Eily sat down on the edge of the bed. It was just as if she couldn’t hold herself up any more. There seemed to be the weight of the world on her. She went on telling Jane about Mrs. Bridling.
“She went right back to Cliff and saw to Mr. Bridling-he’s in his bed and can’t get out of it. Then she began to think about what she’d heard me tell Aunt Annie, and when she’d thought about it for a bit she went along next door and told John Higgins, and John came out here right away. I’ve never seen him in such a taking.”
“I don’t wonder. Eily, why don’t you marry him like he wants you to? He does, doesn’t he?”
Eily looked at her, a long mournful look.
“And have his blood on me the way Luke said?” She shook her head. “I’d rather jump off the cliff-I told him so tonight.”
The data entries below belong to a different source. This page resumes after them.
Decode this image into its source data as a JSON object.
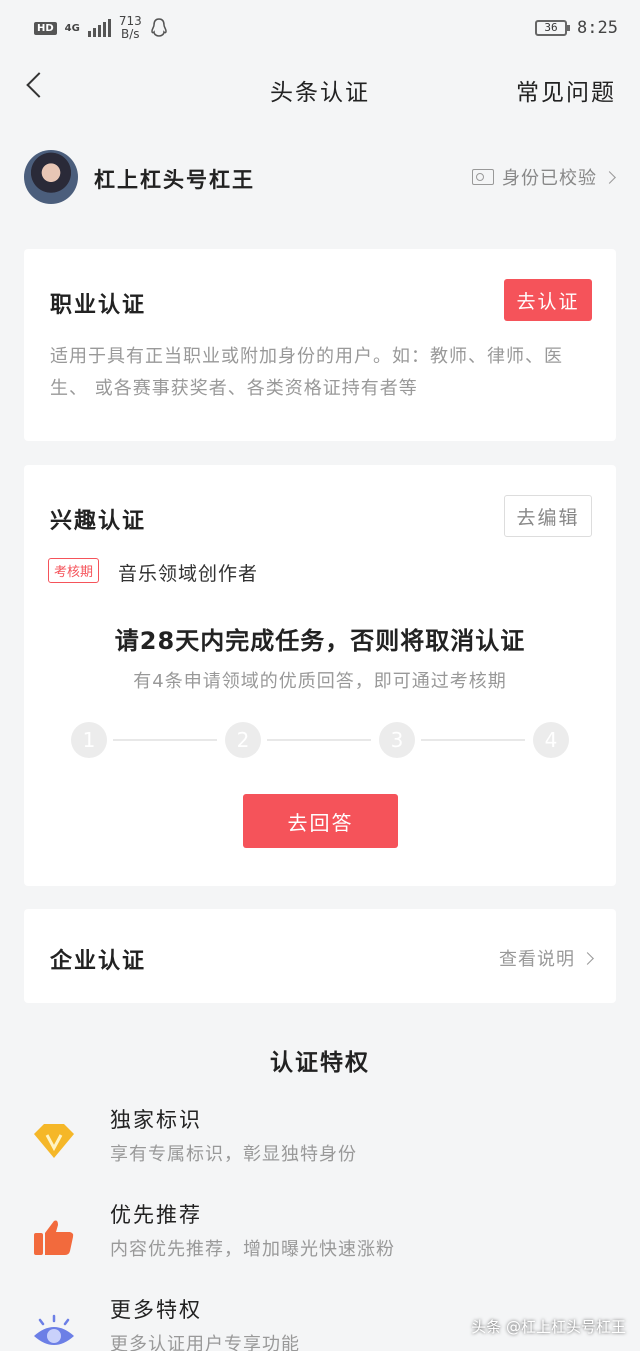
{
  "status_bar": {
    "network": "4G",
    "speed_value": "713",
    "speed_unit": "B/s",
    "battery": "36",
    "time": "8:25"
  },
  "navbar": {
    "title": "头条认证",
    "right_link": "常见问题"
  },
  "profile": {
    "username": "杠上杠头号杠王",
    "verify_status": "身份已校验"
  },
  "professional": {
    "title": "职业认证",
    "button": "去认证",
    "description": "适用于具有正当职业或附加身份的用户。如：教师、律师、医生、 或各赛事获奖者、各类资格证持有者等"
  },
  "interest": {
    "title": "兴趣认证",
    "button": "去编辑",
    "tag": "考核期",
    "domain": "音乐领域创作者",
    "task_main": "请28天内完成任务，否则将取消认证",
    "task_sub": "有4条申请领域的优质回答，即可通过考核期",
    "steps": [
      "1",
      "2",
      "3",
      "4"
    ],
    "answer_button": "去回答"
  },
  "enterprise": {
    "title": "企业认证",
    "link": "查看说明"
  },
  "privileges": {
    "title": "认证特权",
    "items": [
      {
        "icon": "diamond-v-icon",
        "title": "独家标识",
        "desc": "享有专属标识，彰显独特身份"
      },
      {
        "icon": "thumbs-up-icon",
        "title": "优先推荐",
        "desc": "内容优先推荐，增加曝光快速涨粉"
      },
      {
        "icon": "eye-icon",
        "title": "更多特权",
        "desc": "更多认证用户专享功能"
      }
    ]
  },
  "watermark": "头条 @杠上杠头号杠王",
  "colors": {
    "accent": "#f5535a",
    "background": "#f4f5f6"
  }
}
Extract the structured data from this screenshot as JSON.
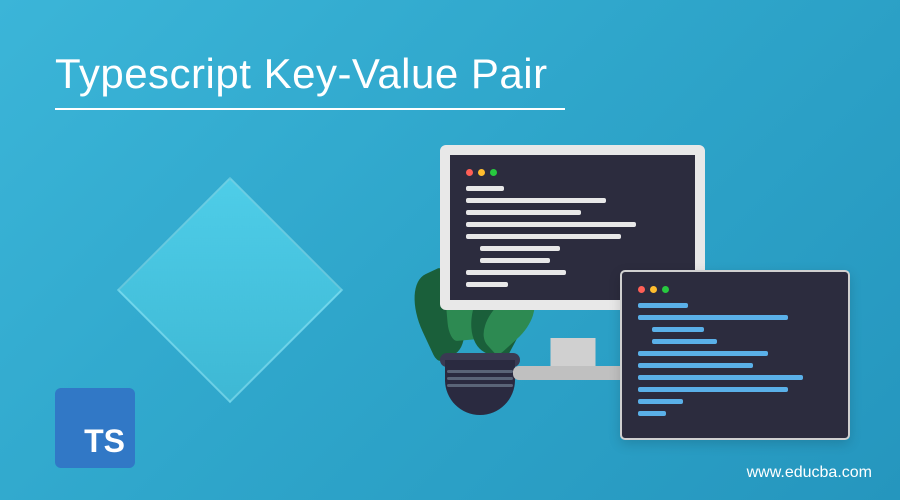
{
  "title": "Typescript Key-Value Pair",
  "badge": {
    "text": "TS"
  },
  "url": "www.educba.com"
}
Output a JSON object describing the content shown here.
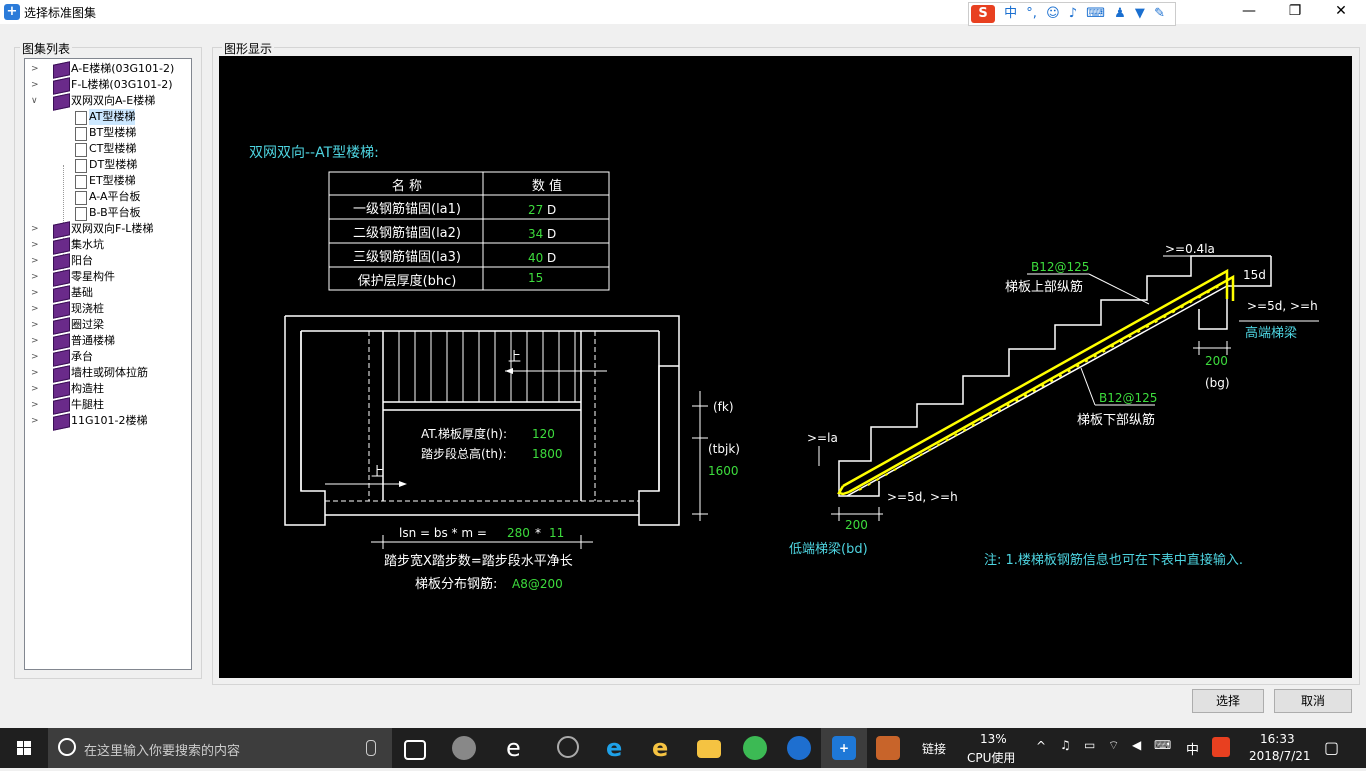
{
  "window": {
    "title": "选择标准图集",
    "minimize": "—",
    "maximize": "❐",
    "close": "✕"
  },
  "ime_toolbar": {
    "logo": "S",
    "mode": "中",
    "punct": "°,",
    "icons": [
      "smiley-icon",
      "mic-icon",
      "keyboard-icon",
      "user-icon",
      "shirt-icon",
      "wrench-icon"
    ]
  },
  "left_panel": {
    "title": "图集列表",
    "tree": [
      {
        "label": "A-E楼梯(03G101-2)",
        "level": 0,
        "expanded": false
      },
      {
        "label": "F-L楼梯(03G101-2)",
        "level": 0,
        "expanded": false
      },
      {
        "label": "双网双向A-E楼梯",
        "level": 0,
        "expanded": true
      },
      {
        "label": "AT型楼梯",
        "level": 1,
        "selected": true
      },
      {
        "label": "BT型楼梯",
        "level": 1
      },
      {
        "label": "CT型楼梯",
        "level": 1
      },
      {
        "label": "DT型楼梯",
        "level": 1
      },
      {
        "label": "ET型楼梯",
        "level": 1
      },
      {
        "label": "A-A平台板",
        "level": 1
      },
      {
        "label": "B-B平台板",
        "level": 1
      },
      {
        "label": "双网双向F-L楼梯",
        "level": 0
      },
      {
        "label": "集水坑",
        "level": 0
      },
      {
        "label": "阳台",
        "level": 0
      },
      {
        "label": "零星构件",
        "level": 0
      },
      {
        "label": "基础",
        "level": 0
      },
      {
        "label": "现浇桩",
        "level": 0
      },
      {
        "label": "圈过梁",
        "level": 0
      },
      {
        "label": "普通楼梯",
        "level": 0
      },
      {
        "label": "承台",
        "level": 0
      },
      {
        "label": "墙柱或砌体拉筋",
        "level": 0
      },
      {
        "label": "构造柱",
        "level": 0
      },
      {
        "label": "牛腿柱",
        "level": 0
      },
      {
        "label": "11G101-2楼梯",
        "level": 0
      }
    ]
  },
  "right_panel": {
    "title": "图形显示"
  },
  "drawing": {
    "heading": "双网双向--AT型楼梯:",
    "table": {
      "headers": [
        "名 称",
        "数 值"
      ],
      "rows": [
        {
          "name": "一级钢筋锚固(la1)",
          "value": "27",
          "unit": "D"
        },
        {
          "name": "二级钢筋锚固(la2)",
          "value": "34",
          "unit": "D"
        },
        {
          "name": "三级钢筋锚固(la3)",
          "value": "40",
          "unit": "D"
        },
        {
          "name": "保护层厚度(bhc)",
          "value": "15",
          "unit": ""
        }
      ]
    },
    "plan": {
      "up1": "上",
      "up2": "上",
      "thickness_label": "AT.梯板厚度(h):",
      "thickness_value": "120",
      "height_label": "踏步段总高(th):",
      "height_value": "1800",
      "fk": "(fk)",
      "tbjk": "(tbjk)",
      "tbjk_value": "1600",
      "lsn_label": "lsn = bs * m =",
      "bs_value": "280",
      "times": "*",
      "m_value": "11",
      "formula_text": "踏步宽X踏步数=踏步段水平净长",
      "dist_label": "梯板分布钢筋:",
      "dist_value": "A8@200"
    },
    "section": {
      "top_bar_code": "B12@125",
      "top_bar_label": "梯板上部纵筋",
      "bottom_bar_code": "B12@125",
      "bottom_bar_label": "梯板下部纵筋",
      "anchor_top": ">=0.4la",
      "d15": "15d",
      "anchor_right": ">=5d, >=h",
      "high_beam": "高端梯梁",
      "bg_value": "200",
      "bg_label": "(bg)",
      "anchor_la": ">=la",
      "anchor_low": ">=5d, >=h",
      "bd_value": "200",
      "low_beam": "低端梯梁(bd)"
    },
    "note": "注: 1.楼梯板钢筋信息也可在下表中直接输入."
  },
  "buttons": {
    "ok": "选择",
    "cancel": "取消"
  },
  "taskbar": {
    "search_placeholder": "在这里输入你要搜索的内容",
    "link": "链接",
    "cpu_percent": "13%",
    "cpu_label": "CPU使用",
    "ime": "中",
    "time": "16:33",
    "date": "2018/7/21",
    "colors": {
      "accent": "#0078d7",
      "ie": "#1ea1e8",
      "green": "#3cba54",
      "folder": "#f5c342"
    }
  }
}
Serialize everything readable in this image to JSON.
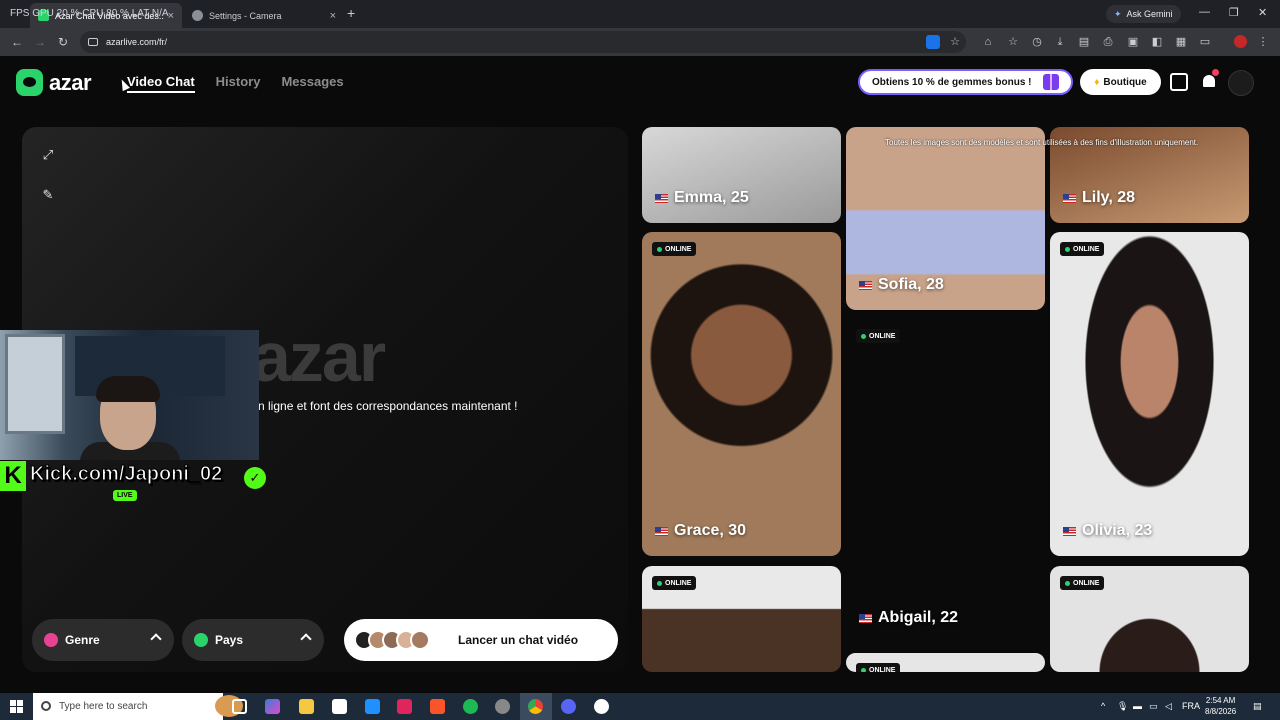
{
  "browser": {
    "overlay_stats": "FPS    GPU 20 %    CPU 80 %    LAT N/A",
    "tabs": [
      {
        "title": "Azar Chat Vidéo avec des...",
        "close": "×"
      },
      {
        "title": "Settings - Camera",
        "close": "×"
      }
    ],
    "new_tab": "+",
    "ask_gemini": "Ask Gemini",
    "url": "azarlive.com/fr/",
    "window_controls": [
      "—",
      "❐",
      "✕"
    ]
  },
  "header": {
    "logo": "azar",
    "nav": [
      {
        "label": "Video Chat",
        "active": true
      },
      {
        "label": "History",
        "active": false
      },
      {
        "label": "Messages",
        "active": false
      }
    ],
    "promo": "Obtiens 10 % de gemmes bonus !",
    "shop": "Boutique",
    "notification_count": "1"
  },
  "main": {
    "watermark": "azar",
    "tagline": "n ligne et font des correspondances maintenant !",
    "filters": [
      {
        "label": "Genre",
        "icon": "gender-icon",
        "color": "#e84393"
      },
      {
        "label": "Pays",
        "icon": "globe-icon",
        "color": "#2bd46b"
      }
    ],
    "start_button": "Lancer un chat vidéo"
  },
  "streamer": {
    "handle": "Kick.com/Japoni_02",
    "live": "LIVE",
    "brand_letter": "K",
    "check": "✓"
  },
  "grid": {
    "disclaimer": "Toutes les images sont des modèles et sont utilisées à des fins d'illustration uniquement.",
    "online_label": "ONLINE",
    "profiles": [
      {
        "name": "Emma, 25"
      },
      {
        "name": "Sofia, 28"
      },
      {
        "name": "Lily, 28"
      },
      {
        "name": "Grace, 30"
      },
      {
        "name": "Olivia, 23"
      },
      {
        "name": "Abigail, 22"
      }
    ]
  },
  "taskbar": {
    "search_placeholder": "Type here to search",
    "lang": "FRA",
    "time": "2:54 AM",
    "date": "8/8/2026"
  }
}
“And what did he say to that?”
Eily’s voice went lower still.
“He said I’d lose my soul and go to hell, and he said he’d come after me-there or anywhere. And he said, ‘God forgive me, but it’s true.’ I’ve never seen him like it before. What’s the matter with men, Miss Heron, to get worked up about a girl the way they do? There’s Al, and Luke, and even John-what gets into them at all?”
Jane bit her lip. She wanted to laugh, and she wanted to cry. She remembered Jeremy kissing her that hard way.
Eily went on in her pretty grieving voice.
“He wanted me to come out by the side door. He said he’d take me out to Mrs. Bridling and we could be married in three days. And I said I couldn’t leave Aunt Annie. You’d never think he’d carry on the way he did. I just said no, and no, and no, and at the last of it he said would I give my solemn promise I’d go along to your room and ask you to let me stay, and he’d come out in the morning and talk to Uncle, so I said I would-” Her voice trailed away.